In a cassarole dish, grease the sides of the dish with butter. Layer the following:
1 layer of coarsly crunched up saltines 
1 layer of oysters
1 layer of coarsly crunched up saltines 
6-8 thin butter pats (as thin as you can slice them)
Repeat until you are about 1/2 inch from the top. On the last layer, before I put the top layer of saltines on, I will add a little Tony's no salt cajun seasoning. Also, on the last layer, put an additional layer of crunched up saltines on top of the butter. 
Slowly pour the Half & Half into the dish, allowing time for it to fill in between the layers. Stop when the H&H is just at the top layer of crackers. 
Put the dish on a cookie sheet (it may drip over) and place in the pre heated over, uncovered, for 45 minutes. *Note:* If the top begins to brown too soon, lay a foil tent over the top of the dish. 
After 45 minutes, the dish should not be bubbling. Remove from the oven, cover and let sit for 5 minutes or so. If the mixture is still bubbling quite a bit, return it to the over for another 10-15 minutes and check again. Serve as a side.

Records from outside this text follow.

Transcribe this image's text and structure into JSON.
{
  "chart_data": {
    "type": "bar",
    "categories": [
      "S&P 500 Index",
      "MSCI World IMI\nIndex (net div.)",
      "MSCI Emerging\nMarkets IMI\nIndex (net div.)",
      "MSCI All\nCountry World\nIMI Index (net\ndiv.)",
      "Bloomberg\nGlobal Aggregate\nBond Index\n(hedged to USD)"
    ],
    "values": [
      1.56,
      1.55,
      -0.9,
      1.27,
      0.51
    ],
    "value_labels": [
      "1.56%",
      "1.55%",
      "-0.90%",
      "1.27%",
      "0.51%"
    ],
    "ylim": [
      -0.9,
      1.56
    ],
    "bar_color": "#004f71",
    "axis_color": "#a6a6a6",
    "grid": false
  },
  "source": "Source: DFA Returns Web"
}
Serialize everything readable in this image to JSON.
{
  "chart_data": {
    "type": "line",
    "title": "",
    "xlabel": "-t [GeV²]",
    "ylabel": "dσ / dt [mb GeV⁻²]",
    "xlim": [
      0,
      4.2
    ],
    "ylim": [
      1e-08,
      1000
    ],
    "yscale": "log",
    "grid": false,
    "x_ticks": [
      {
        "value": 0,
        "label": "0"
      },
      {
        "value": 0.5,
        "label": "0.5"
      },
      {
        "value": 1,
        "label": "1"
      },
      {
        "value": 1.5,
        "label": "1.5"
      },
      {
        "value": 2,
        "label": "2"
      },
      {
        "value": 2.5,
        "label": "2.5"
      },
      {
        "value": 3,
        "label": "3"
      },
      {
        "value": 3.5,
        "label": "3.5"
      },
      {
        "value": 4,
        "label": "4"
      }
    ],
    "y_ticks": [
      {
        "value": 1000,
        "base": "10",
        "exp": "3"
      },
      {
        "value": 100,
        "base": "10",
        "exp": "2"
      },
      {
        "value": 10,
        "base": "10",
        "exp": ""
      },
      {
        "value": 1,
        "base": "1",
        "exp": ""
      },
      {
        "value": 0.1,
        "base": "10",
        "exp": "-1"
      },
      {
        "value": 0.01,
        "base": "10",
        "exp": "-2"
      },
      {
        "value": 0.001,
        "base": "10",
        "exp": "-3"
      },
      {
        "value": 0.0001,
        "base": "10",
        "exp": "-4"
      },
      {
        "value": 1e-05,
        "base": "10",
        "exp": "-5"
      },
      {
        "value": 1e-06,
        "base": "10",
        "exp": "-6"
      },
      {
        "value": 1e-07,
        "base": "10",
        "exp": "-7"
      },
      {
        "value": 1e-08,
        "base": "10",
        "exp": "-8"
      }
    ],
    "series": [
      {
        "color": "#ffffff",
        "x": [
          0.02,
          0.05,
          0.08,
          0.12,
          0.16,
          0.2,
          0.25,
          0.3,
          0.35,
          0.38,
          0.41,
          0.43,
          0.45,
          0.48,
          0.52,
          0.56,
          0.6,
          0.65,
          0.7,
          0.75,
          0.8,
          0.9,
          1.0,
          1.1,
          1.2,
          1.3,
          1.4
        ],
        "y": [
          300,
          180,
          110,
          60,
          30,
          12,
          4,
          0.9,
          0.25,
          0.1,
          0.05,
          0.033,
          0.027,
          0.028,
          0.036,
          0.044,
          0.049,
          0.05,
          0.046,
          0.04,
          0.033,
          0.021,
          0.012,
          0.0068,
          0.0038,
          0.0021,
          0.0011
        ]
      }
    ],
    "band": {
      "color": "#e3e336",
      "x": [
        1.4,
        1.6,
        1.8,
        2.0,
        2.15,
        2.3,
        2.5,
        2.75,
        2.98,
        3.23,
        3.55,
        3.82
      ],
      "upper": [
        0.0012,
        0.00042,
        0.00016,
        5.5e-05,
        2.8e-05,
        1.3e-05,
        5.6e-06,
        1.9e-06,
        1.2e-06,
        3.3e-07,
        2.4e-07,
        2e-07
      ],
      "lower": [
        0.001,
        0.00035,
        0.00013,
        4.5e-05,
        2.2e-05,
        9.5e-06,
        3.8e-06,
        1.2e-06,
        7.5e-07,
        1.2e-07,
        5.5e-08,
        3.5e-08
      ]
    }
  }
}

Great with good beef or a baked or broiled fish dish.


----------



## Kenner21 (Aug 25, 2005)

Hope your all real proud of yourselves, after I read this thread I had to go down and buy a sack of oysters...


----------



## Crab Trap (May 7, 2006)

Oyster Shooters

1.1 raw oyster in large shot glass w/ red sauce and lemon

2. 1 raw oyster w/ red sauce, tabasco and lime juice

3. 1 raw oyster wchilled ky Vodka and Lime juice 

And dont forget the Ice old Beer!


----------